When I first saw the trailer for Morgan Neville’s documentary “Roadrunner: A Film About Anthony Bourdain,” I was excited, but hesitant. It felt a bit too soon and I’d been burned recently with two Bourdain book projects. In 2019, CNN put out a book from Ecco called Anthony Bourdain Remembered, which was a collection of memories about Bourdain shared by fans, celebs, and friends after his passing. A glorified picture book, the volume has no credited author or editor. Earlier this year, his longtime assistant Laurie Woolever completed a manuscript based on a taped conversation that the two had for a travel guide, also published by Ecco. The result, World Travel: An Irreverent Guide shines when Bourdain’s voice comes through via transcribed voice-overs from his shows. However, at nearly 500 pages, the book is a slog and feels nothing like the rest of the books written by Bourdain. Both books felt like cheap ways to cash in on his name.
Enter Morgan Neville’s doc, which to me felt a bit like watching “I Am Not Your Negro” in that if you had read the James Baldwin books that Raoul Peck used as source material it was not quite as impactful if this was all new information to you. Except that it’s clear from the get-go that Peck has a deep understanding of Baldwin as a man, as a writer, as an ethos. Morgan Neville does not display the same connection to his subject. “Roadrunner” does not add any greater insight into the man or the myth beyond what Bourdain had already revealed in his books, in his interviews, and in his shows.

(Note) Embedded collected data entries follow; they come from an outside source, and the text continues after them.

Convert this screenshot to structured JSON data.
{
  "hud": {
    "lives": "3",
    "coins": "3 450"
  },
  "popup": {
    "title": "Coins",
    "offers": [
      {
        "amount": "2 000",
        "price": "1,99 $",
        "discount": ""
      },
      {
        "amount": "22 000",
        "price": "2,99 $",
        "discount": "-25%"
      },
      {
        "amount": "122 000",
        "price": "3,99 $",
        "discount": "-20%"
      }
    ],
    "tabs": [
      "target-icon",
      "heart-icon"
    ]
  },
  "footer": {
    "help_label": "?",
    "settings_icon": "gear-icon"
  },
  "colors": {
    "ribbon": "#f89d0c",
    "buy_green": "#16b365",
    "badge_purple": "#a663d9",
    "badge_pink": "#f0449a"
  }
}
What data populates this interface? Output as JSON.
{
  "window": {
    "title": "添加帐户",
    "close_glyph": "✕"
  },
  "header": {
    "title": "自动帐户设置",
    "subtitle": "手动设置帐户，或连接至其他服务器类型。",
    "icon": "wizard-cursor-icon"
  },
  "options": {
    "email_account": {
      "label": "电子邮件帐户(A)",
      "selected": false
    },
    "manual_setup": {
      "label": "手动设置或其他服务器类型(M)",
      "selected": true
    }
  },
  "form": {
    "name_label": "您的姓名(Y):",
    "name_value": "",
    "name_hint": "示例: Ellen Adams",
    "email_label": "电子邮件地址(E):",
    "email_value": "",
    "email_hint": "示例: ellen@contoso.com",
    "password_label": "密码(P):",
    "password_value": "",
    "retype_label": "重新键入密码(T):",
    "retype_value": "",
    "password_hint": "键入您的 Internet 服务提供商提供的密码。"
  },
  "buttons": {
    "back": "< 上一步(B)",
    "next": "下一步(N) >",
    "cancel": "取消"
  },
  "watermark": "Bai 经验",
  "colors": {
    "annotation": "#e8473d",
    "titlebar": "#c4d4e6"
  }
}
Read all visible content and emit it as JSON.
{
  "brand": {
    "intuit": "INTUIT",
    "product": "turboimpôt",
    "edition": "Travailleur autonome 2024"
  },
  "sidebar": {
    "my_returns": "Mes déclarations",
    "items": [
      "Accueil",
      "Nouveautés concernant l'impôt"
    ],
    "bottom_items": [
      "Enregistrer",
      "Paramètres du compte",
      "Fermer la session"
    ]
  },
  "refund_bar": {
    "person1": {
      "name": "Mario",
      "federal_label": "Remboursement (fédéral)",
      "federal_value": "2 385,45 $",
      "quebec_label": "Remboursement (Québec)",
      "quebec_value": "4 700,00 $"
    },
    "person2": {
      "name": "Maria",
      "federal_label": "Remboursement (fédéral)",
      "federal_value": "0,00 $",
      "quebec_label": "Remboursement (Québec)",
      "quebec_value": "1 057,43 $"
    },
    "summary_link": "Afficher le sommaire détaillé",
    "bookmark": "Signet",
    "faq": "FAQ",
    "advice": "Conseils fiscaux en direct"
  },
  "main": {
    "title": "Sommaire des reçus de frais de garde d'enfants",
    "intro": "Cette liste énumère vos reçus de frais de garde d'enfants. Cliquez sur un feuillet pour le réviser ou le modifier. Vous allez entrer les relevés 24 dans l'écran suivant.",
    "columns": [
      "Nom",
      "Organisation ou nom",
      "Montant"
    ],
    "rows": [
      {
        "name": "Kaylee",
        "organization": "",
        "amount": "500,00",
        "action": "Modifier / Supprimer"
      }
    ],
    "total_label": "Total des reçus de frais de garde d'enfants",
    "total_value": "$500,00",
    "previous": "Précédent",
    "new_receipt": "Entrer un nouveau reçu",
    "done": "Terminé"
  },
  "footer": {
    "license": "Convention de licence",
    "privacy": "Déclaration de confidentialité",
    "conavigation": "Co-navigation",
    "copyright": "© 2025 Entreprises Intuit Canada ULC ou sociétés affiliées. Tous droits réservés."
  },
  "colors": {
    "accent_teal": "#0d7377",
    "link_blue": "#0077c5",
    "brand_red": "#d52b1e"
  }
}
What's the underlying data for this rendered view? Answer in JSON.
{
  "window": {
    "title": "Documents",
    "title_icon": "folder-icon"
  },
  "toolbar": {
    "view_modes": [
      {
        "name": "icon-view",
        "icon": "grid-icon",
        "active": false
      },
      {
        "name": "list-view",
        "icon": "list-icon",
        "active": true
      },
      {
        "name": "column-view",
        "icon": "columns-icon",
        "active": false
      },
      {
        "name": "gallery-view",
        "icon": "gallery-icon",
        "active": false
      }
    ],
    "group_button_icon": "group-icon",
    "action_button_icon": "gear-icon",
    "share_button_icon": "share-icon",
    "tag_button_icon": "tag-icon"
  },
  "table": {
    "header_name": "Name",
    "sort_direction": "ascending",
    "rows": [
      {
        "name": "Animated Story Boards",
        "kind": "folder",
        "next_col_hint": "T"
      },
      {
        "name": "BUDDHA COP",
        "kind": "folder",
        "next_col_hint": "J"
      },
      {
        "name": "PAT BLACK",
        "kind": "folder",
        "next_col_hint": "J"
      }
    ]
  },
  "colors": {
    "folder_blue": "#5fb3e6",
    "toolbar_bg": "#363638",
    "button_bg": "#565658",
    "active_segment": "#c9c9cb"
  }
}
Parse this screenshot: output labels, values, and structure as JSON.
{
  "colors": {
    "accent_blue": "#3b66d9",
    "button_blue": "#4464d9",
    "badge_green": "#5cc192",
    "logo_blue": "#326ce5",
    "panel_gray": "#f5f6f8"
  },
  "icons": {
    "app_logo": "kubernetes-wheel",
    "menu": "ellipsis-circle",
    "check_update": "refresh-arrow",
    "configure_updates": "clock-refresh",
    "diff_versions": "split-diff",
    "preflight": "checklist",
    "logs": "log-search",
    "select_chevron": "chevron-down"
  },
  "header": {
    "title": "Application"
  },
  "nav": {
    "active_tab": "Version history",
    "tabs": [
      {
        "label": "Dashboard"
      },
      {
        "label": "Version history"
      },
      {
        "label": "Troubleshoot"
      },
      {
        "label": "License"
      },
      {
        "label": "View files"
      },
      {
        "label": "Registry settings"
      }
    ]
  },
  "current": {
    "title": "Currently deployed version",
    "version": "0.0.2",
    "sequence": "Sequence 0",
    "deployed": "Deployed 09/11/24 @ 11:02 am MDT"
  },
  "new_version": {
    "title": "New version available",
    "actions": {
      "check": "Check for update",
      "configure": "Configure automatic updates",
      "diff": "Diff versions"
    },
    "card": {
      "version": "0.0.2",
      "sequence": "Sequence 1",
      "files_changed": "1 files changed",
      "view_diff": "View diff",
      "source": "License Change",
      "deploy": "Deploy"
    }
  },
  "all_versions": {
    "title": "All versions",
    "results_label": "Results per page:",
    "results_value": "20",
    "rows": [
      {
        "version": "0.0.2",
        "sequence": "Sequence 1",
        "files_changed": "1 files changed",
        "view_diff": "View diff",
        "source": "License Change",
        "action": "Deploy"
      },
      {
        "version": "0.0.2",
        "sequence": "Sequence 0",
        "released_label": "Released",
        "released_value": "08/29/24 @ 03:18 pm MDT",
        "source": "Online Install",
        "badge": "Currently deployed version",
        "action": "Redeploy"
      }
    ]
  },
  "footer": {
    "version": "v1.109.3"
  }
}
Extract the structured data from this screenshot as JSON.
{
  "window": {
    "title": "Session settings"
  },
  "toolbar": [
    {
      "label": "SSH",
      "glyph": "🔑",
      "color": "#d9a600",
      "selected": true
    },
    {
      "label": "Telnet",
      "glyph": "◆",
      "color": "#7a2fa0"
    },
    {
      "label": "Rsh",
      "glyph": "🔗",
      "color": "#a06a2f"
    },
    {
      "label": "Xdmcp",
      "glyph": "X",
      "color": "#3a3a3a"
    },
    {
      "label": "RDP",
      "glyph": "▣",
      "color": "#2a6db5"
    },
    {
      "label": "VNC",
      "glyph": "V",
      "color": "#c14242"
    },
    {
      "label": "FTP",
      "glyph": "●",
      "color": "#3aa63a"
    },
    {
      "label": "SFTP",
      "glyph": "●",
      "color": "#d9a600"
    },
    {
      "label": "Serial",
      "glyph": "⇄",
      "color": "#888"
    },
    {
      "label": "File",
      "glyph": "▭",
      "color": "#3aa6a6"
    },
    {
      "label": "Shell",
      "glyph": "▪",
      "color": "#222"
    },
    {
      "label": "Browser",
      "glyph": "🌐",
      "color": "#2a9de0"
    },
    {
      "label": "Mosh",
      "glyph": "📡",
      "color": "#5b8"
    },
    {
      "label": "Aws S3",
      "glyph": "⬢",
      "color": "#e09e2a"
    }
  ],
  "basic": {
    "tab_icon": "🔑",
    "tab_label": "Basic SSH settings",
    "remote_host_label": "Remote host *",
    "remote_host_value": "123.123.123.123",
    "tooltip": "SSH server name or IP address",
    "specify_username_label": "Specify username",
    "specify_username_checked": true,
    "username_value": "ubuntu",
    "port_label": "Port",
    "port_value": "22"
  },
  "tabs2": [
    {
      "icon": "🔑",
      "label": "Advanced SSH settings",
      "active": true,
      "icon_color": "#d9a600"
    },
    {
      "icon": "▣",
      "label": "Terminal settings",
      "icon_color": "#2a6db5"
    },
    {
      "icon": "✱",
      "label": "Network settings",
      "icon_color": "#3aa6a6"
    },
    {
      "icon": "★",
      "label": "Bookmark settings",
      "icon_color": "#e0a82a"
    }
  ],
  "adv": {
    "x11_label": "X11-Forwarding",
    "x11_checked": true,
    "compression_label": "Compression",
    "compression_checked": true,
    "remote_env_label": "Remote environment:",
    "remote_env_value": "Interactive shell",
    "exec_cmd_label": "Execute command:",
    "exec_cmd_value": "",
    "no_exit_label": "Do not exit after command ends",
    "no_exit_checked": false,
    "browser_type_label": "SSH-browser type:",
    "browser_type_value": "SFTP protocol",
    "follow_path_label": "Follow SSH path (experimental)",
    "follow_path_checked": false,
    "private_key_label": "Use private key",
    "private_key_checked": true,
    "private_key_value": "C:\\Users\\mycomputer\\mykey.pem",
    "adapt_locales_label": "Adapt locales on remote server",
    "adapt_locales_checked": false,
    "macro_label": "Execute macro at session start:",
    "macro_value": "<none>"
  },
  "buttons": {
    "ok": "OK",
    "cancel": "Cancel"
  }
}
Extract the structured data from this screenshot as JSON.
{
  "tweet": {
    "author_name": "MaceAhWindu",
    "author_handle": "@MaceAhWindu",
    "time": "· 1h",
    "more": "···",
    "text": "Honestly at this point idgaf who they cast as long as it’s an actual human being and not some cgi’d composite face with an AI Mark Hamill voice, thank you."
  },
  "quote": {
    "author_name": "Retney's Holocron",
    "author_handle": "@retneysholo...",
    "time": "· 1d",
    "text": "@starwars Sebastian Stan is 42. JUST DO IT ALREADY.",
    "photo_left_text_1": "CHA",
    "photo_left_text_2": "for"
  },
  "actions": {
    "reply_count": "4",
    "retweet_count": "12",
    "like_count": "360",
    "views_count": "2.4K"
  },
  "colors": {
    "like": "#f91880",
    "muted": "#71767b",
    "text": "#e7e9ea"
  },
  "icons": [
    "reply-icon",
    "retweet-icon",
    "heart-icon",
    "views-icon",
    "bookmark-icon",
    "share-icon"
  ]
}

One of the most heartfelt bits of the doc is pulled directly from the “Parts Unknown” Miami episode with Iggy Pop. Filmed in 2015, the two iconoclasts share truly heartfelt, and hard worn truths that come with aging. Emotionally, I’m sure it’s much more impactful if you’ve never seen the episode, but for me it felt like a cheap pull without a credit to where the footage originally appeared or when it was filmed.
I have read most of Bourdain’s books, as well as many of his final interviews, and those give a better picture into who he was, especially towards the end. At times, the talking heads assembled add insight through their observations of Tony the man, but often it seems as though they’re trying to craft a truth as if you can ever have a true portrait of anyone. The way that Neville elicits tearful breakdowns from his subjects feels borderline exploitative.
For a man who had basically three major romantic relationships in his life, to only get the point of view of one of the women adds a strange bias to the framing of the rest. One person refers to his relationship with his first wife—his high school sweetheart, a woman he was with for 30 years, through pretty much all of his drug addicted years—as a Sid & Nancy relationship. What a thing to say and then not have any footage with this woman! In his book Medium Raw, Bourdain comments on his first marriage stating, “Of my first marriage, I’ll say that watching Gus Van Sant’s ‘Drugstore Cowboy’—particularly the relationship between Matt Dillon’s Bob and Kelly Lynch’s Dianne—inspires feelings of great softness and sentiment in me.” For those familiar with Van Sant’s film, Bob and Dianne are co-dependent drug addicts, but unlike Sid and Nancy no one dies. It feels overly sensational to allude to such a famously destructive couple when Bourdain himself had been open about their relationship in a much less tabloidesque way.